Cinema

Cinema: "Loving", love in marriage

Omnes-February 13, 2017-Reading time: 2 minutes

"Loving", love in marriage.
Director: Jeff Nichols
Script: Jeff Nichols
Year: 2016
Country: United States

Text - Jairo D. Velásquez

Against injustice, sow peace with love, especially if it is in marriage. A simple and to the point message that raises and maintains until the end this wonderful film. Loving is the latest film by Jeff Nichols (Mud), who tries to find a different way to explain the struggle for civil rights in the United States. It is far from the crudeness of Selma or Malcom X, it does not have the humor of Crossed Stories, nor the historical ambition of The Butler. It is a story that concentrates its strength in the simplicity and depth of the relationship of its two main characters. A gem.

The story takes us to the late 1950s. It begins unpretentiously with a conversation between Mildred (Ruth Negga), a mild-tempered African-American woman of unshakable convictions, and Richard (Joel Edgerton), a simple man whose only illusion is to make his beloved happy.

It seems like an ordinary love story. The changes come when the other space-time coordinate is added. These two wonderful characters fall in love, get married and live in the state of Virginia, USA. And that's the problem: there, at the time the film is set, it was illegal for two people of different races to marry; and if they had children, the authorities had no problem considering them bastards.

After the peace of the first meeting, the road is full of thorns. The spouses will overcome them with a single truth: the only thing that matters is to be together. With this maxim, they will build their family, overcome exile, endure the stress of persecution, confront the system and try to overcome it.

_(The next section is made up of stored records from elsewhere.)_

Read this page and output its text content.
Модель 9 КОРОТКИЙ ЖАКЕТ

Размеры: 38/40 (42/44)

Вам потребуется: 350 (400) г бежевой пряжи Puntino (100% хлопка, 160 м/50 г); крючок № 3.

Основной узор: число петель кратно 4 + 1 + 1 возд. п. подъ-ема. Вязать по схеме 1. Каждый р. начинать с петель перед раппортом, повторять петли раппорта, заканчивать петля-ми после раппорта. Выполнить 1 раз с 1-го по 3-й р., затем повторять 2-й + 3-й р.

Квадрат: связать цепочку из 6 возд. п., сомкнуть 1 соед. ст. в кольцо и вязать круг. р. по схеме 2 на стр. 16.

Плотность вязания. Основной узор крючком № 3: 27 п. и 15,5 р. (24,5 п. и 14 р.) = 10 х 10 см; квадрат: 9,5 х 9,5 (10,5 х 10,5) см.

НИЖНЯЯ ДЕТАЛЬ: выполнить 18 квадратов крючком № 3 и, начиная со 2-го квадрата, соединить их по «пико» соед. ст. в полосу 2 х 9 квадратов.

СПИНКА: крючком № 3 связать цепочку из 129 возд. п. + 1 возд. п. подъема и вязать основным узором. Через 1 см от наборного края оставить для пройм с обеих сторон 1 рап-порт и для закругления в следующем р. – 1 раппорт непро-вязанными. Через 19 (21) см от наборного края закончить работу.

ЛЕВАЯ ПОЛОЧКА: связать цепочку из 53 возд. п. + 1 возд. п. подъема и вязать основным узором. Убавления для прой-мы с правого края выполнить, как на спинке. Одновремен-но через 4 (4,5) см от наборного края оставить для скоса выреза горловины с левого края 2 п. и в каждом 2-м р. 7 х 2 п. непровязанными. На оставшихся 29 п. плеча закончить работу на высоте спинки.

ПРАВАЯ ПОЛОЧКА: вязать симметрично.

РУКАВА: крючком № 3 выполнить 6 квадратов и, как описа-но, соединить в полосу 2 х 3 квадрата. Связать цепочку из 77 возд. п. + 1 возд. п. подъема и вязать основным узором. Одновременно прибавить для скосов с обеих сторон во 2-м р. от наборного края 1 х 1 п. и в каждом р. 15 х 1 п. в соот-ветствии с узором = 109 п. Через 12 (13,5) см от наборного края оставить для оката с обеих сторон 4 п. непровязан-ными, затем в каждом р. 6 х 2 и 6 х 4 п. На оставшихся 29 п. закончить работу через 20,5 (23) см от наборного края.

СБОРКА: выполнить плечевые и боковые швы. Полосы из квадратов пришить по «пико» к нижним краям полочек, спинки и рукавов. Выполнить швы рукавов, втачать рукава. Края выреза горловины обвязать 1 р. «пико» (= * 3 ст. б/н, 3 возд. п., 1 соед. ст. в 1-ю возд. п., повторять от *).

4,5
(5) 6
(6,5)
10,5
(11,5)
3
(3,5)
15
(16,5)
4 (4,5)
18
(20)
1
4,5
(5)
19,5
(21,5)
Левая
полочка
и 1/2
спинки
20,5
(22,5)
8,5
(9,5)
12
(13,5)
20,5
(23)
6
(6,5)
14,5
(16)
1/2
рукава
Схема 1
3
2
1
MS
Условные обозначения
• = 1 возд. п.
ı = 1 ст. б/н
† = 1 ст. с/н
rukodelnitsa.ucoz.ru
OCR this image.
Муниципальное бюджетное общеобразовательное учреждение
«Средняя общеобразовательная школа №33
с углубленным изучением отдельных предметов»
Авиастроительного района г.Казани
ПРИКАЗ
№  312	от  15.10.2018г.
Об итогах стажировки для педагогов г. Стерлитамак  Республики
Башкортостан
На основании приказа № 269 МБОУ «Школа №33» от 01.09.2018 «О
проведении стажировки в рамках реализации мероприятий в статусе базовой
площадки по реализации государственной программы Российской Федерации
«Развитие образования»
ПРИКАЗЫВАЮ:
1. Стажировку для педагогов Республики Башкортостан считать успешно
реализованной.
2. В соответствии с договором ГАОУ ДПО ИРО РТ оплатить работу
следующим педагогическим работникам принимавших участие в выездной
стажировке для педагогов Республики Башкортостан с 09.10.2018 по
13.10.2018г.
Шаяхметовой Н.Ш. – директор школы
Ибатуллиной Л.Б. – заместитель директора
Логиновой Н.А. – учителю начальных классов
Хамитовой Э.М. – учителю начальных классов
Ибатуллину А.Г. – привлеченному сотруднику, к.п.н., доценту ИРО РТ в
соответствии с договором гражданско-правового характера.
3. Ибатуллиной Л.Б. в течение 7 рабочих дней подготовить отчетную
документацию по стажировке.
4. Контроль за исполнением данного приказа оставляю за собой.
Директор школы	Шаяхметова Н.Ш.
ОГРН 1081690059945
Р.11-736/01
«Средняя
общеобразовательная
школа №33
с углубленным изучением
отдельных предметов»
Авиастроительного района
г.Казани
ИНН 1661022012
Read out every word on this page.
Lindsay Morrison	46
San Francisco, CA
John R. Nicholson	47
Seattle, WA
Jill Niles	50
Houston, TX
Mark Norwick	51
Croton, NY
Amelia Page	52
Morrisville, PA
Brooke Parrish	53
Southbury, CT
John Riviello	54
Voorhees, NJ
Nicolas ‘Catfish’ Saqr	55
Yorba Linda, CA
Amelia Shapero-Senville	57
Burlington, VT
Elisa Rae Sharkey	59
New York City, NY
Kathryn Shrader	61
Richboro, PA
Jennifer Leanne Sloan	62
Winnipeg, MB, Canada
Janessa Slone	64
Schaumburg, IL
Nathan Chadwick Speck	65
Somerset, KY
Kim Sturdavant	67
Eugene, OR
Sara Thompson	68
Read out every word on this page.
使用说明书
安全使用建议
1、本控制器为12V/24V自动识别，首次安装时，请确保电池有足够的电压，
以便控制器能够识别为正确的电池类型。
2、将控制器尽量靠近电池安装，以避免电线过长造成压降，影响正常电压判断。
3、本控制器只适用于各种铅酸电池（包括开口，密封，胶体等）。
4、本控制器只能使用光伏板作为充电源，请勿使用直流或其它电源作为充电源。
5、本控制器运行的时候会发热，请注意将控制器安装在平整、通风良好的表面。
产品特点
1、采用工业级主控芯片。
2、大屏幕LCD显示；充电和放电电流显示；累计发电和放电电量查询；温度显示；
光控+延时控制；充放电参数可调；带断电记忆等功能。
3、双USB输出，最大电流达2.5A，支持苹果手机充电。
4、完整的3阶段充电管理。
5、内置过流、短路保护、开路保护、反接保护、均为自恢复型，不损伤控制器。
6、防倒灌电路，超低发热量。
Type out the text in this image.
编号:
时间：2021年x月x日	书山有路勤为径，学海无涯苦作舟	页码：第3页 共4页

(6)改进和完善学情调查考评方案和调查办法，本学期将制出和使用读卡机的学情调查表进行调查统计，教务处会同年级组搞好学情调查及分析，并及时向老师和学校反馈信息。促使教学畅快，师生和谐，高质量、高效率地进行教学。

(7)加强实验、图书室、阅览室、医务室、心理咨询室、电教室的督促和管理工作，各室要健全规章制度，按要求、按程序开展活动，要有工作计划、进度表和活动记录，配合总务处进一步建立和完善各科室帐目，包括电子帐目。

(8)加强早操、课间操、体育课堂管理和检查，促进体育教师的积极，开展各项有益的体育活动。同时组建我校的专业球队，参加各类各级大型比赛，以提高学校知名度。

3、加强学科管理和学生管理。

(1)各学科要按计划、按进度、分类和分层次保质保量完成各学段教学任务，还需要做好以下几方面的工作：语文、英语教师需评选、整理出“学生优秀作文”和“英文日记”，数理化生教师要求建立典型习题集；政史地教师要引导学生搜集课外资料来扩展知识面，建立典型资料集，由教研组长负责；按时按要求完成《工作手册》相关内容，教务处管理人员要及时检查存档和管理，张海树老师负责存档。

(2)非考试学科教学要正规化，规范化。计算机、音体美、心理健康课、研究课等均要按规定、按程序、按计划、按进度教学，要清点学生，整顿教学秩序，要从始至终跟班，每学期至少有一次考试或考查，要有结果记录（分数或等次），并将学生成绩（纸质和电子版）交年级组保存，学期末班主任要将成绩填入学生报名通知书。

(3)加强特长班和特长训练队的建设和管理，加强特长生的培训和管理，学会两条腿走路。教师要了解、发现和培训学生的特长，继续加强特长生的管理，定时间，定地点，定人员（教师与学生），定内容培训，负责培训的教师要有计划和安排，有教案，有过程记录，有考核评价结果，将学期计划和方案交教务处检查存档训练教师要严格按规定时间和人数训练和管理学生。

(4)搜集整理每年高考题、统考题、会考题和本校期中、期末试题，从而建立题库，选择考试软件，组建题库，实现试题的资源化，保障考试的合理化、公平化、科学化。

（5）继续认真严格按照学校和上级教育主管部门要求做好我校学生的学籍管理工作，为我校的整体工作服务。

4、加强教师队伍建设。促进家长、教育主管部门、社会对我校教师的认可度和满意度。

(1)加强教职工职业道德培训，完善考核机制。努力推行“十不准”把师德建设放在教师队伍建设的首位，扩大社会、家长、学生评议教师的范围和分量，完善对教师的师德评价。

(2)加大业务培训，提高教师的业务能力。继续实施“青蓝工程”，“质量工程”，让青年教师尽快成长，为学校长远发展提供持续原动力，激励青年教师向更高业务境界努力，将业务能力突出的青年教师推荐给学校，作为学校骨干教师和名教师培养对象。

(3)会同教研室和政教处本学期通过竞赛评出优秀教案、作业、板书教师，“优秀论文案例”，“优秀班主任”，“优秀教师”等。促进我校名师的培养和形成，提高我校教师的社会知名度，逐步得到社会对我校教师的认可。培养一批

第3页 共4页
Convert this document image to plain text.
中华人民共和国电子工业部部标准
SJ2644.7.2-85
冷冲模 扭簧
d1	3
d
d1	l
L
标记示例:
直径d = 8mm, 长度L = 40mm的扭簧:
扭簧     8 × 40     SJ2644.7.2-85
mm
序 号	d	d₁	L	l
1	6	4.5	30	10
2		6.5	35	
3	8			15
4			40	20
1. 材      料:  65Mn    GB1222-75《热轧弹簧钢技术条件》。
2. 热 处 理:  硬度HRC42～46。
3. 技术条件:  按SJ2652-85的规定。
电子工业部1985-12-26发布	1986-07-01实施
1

Not to say that everything is perfect, the story presents problems in its time jumps: there are events in the lives of the characters that remain unexplained. And there are characters that disappear without explanation. I still don't understand, for example, the importance given to the cars in the story. However, despite these minor shortcomings, the film that is set to get attention this awards season. It is sure to be a headliner at the next Oscars.

In an era of invasive and dictatorial cultural agendas, Loving has a clear intention. In the midst of celebrating the life and work of Martin Luther King and bidding farewell to the presidency of Barack Obama, it makes it clear that in the face of injustice and discrimination the answer is always in love. A piece that cannot be missing in your film library.